POS-KUPANG.COM, KUPANG -- Sebanyak 16 tim dipastikan akan mengikuti turnamen futsal lintas agama Pemuda GMIT 2011 yang digelar pemuda GMIT Nazareth Oesapa Selatan, Kota Kupang. Peserta turnamen tersebut mewakili rumah ibadat masing-masing.
Ketua Panitia, Stefanus Miramangi, saat pertemuan teknis di gedung jemaat GMIT Nazareth Oesapa Selatan, Rabu (27/7/2011), mengatakan, peserta berasal dari rumah ibadat lintas agama yang ada di Timor Barat. Menurutnya, event tersebut akan digelar di GOR Flobamora, Kupang 29 Juli sampai 7 Agustus 2011.
"Ada 16 tim yang terdaftar. Turnamen ini tidak sekadar untuk prestasi atau juara tetapi lebih dari itu untuk mempererat persaudaraan, kedamaian dan harmonisasi antar-pemuda lintas agama. Turnamen ini sebenarnya digelar untuk memeriahkan paskah dan pantekosta, namun karena volume penggunaan GOR yang selalu penuh, turnamen baru sekarang digelar," kata Stefanus.
Stefanus mengatakan, juara pertama akan menerima piala tetap, piala bergilir, medali emas, bonus Rp 7,5 juta dan satu set kostum tim. Juara kedua diberi Rp 5 juta, piala tetap, medali perak dan satu set kostum tim.
Juara ketiga menerima Rp 2,5 juta, piala tetap, medali perunggu dan satu set kostum tim. Peringkat empat menerima Rp 1 juta dan satu set kostum tim. Untuk peringkat lima dan seterusnya, menurut Stefanus, masing-masing akan diberi satu set kostum tim. Top skore dan pemain terbaik masing-masing akan di beri piala dan bonus Rp 500 ribu.
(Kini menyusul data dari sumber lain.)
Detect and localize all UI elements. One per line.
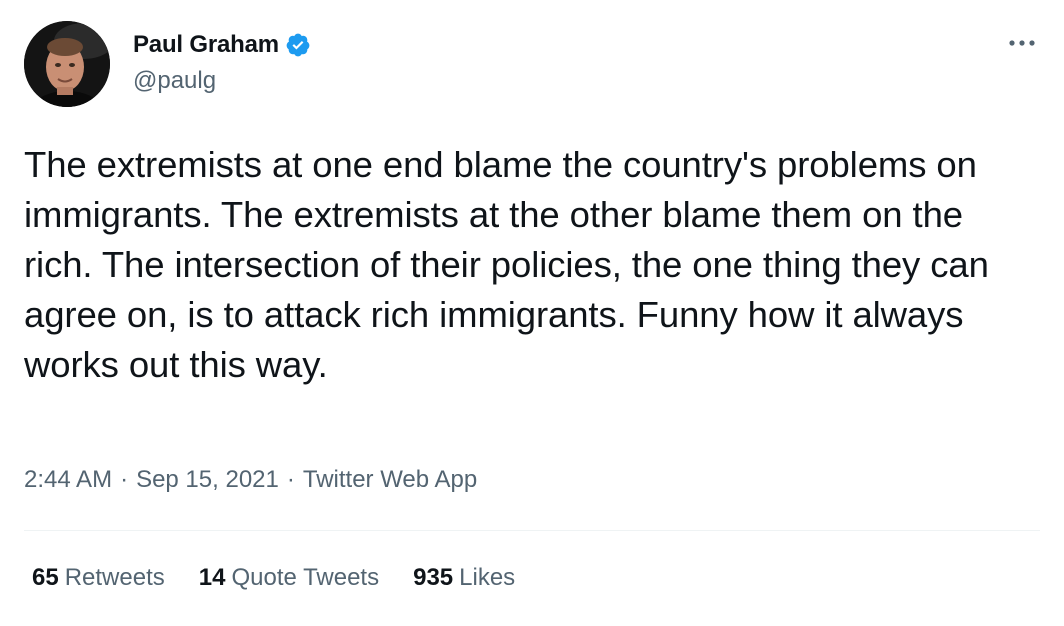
likes-label: Likes (459, 564, 516, 591)
retweets-count: 65 (32, 564, 59, 591)
more-horizontal-icon (1009, 40, 1035, 46)
more-options-button[interactable] (1004, 32, 1040, 54)
tweet-source-link[interactable]: Twitter Web App (303, 466, 477, 494)
author-block: Paul Graham @paulg (133, 29, 311, 95)
display-name[interactable]: Paul Graham (133, 31, 279, 59)
tweet-card: Paul Graham @paulg The extremists at one… (0, 0, 1064, 626)
user-handle[interactable]: @paulg (133, 67, 311, 95)
retweets-stat[interactable]: 65 Retweets (32, 564, 165, 592)
avatar[interactable] (24, 21, 110, 107)
meta-separator: · (286, 466, 295, 493)
likes-count: 935 (413, 564, 454, 591)
meta-separator: · (120, 466, 129, 493)
name-row: Paul Graham (133, 29, 311, 61)
tweet-timestamp-date[interactable]: Sep 15, 2021 (136, 466, 279, 494)
quote-tweets-stat[interactable]: 14 Quote Tweets (199, 564, 379, 592)
retweets-label: Retweets (64, 564, 165, 591)
quote-tweets-count: 14 (198, 564, 226, 591)
quote-tweets-label: Quote Tweets (231, 564, 380, 591)
avatar-photo-icon (24, 21, 110, 107)
tweet-text: The extremists at one end blame the coun… (24, 144, 989, 385)
tweet-metadata: 2:44 AM · Sep 15, 2021 · Twitter Web App (24, 466, 477, 494)
tweet-timestamp-time[interactable]: 2:44 AM (24, 466, 112, 494)
divider (24, 530, 1040, 531)
engagement-stats: 65 Retweets 14 Quote Tweets 935 Likes (32, 564, 549, 592)
verified-badge-icon (285, 32, 311, 58)
likes-stat[interactable]: 935 Likes (413, 564, 515, 592)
Pembahasan aturan permainan dan pertandingan dipandu komisi wasit BFD NTT, Muchlis Lapitonung dan Israel Yala. Muchlis dan Israel pada kesempatan tersebut menjelaskan tentang berbagai regulasi baru tentang futsal. Keduanya juga menegaskan tentang pentingnya setiap tim menjaga sportivitas dan fair play dan percaya kepada wasit yang akan memimpin dengan adil.
"Sekali lagi saya mau ingatkan kepada kita semua tentang tujuan dan makna dari event ini. Semua tentu ingin juara, namun harus diingat bahwa kita di lapangan mewakili rumah ibadah masing-masing. Untuk itu, persaudaraan, kedamaian dan harmonisasi harus tetap dijaga," kata Lapitonung.